Ici, « la joie, cet aigle noir » arraisonne l’angoisse de l’écrivain, ayant choisi la voie particulièrement difficile du dénuement – à ce propos, l’on peut voir deux photographies du poète, souriant, au regard intense, près des lépreux.
Un tourbillon de strophes, de rimes, d’images intérieures, astrales, mystiques, d’interrogations sur la mort et sur l’après possible, après « la dissolution » des corps, agite l’écriture. Peut-être pouvons-nous nommer cela une poésie de la giration ? Une dévotion humaniste amène Bradburne à côtoyer les lépreux, à les aimer, au sein d’un pays déchiré, colonisé – l’actuel Zimbabwe, indépendant depuis 1980.

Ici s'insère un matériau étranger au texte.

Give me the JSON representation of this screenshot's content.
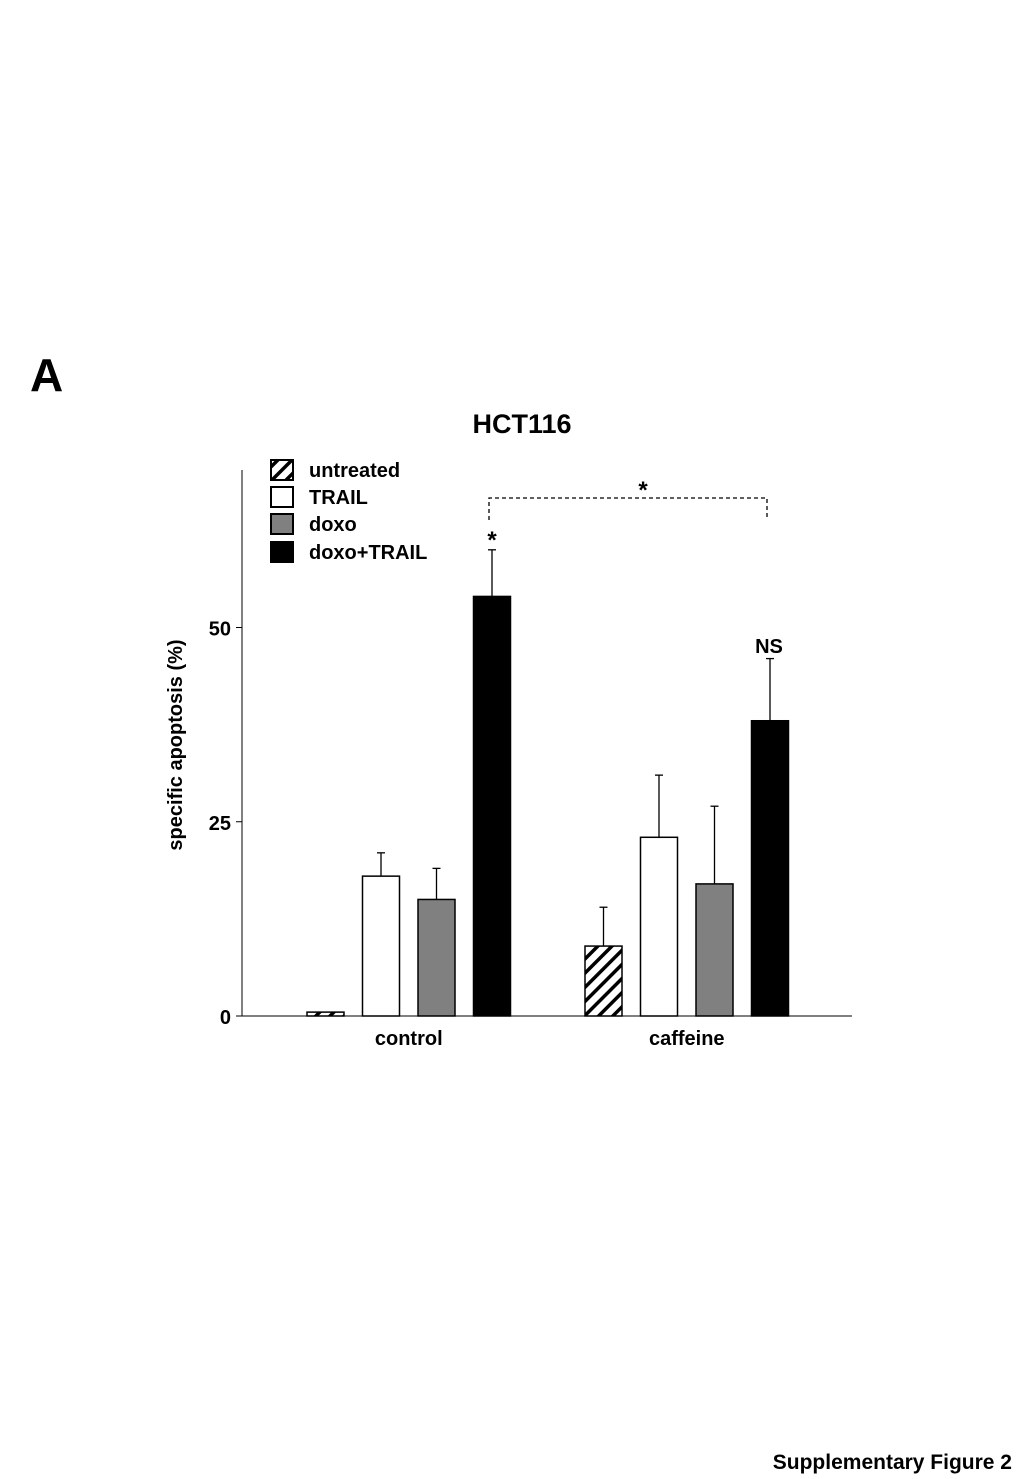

Ce peuple, ce clan exotique en somme
De lépreux en vaste déploiement
(…)
Un peuple né pour être consumé
Et jusqu’à l’éternité, à jamais.
Ainsi, les poèmes du début ressemblent à des madrigaux et ceux des années 1970 sont marqués par le contexte historique, sous l’égide d’un vagabondage spirituel, d’une volonté de se débarrasser du matérialisme. D’autres, plus prosaïques, relèvent de la comptine, voire de la boutade. La vision mariale éclaire le recueil, à l’instar des apparitions fantastiques, surréelles chez un fils de pasteur anglican converti au catholicisme, lequel se questionne sur le libre-arbitre, la théologie et le sens du divin. Des souvenirs d’enfance, de l’Angleterre, d’un certain bonheur familial sont présents dans les textes, la saveur d’une émotion fugace mêlée à d’intimes interrogations plus complexes et à des tableaux plus sombres de la maladie. Des jeux de mots énigmatiques donnent de l’épaisseur à certains couplets. Des voix multiples se fondent dans celle du poète, habité d’un grand élan universel de fraternité. Pour paraphraser une nouvelle fois Blake, tout est signe, ce n’est que le hasard de leur transcription qui fait sens…
Yasmina Mahdi
David Crystal, né en Irlande du Nord. Professeur émérite de linguistique à l’université de Bangor (pays de Galles). Traducteur de l’œuvre de John Bradburne.
Didier Rance, historien, byzantiniste. Biographe de John Bradburne. A reçu en 2013 le grand prix de l’Association des écrivains catholiques.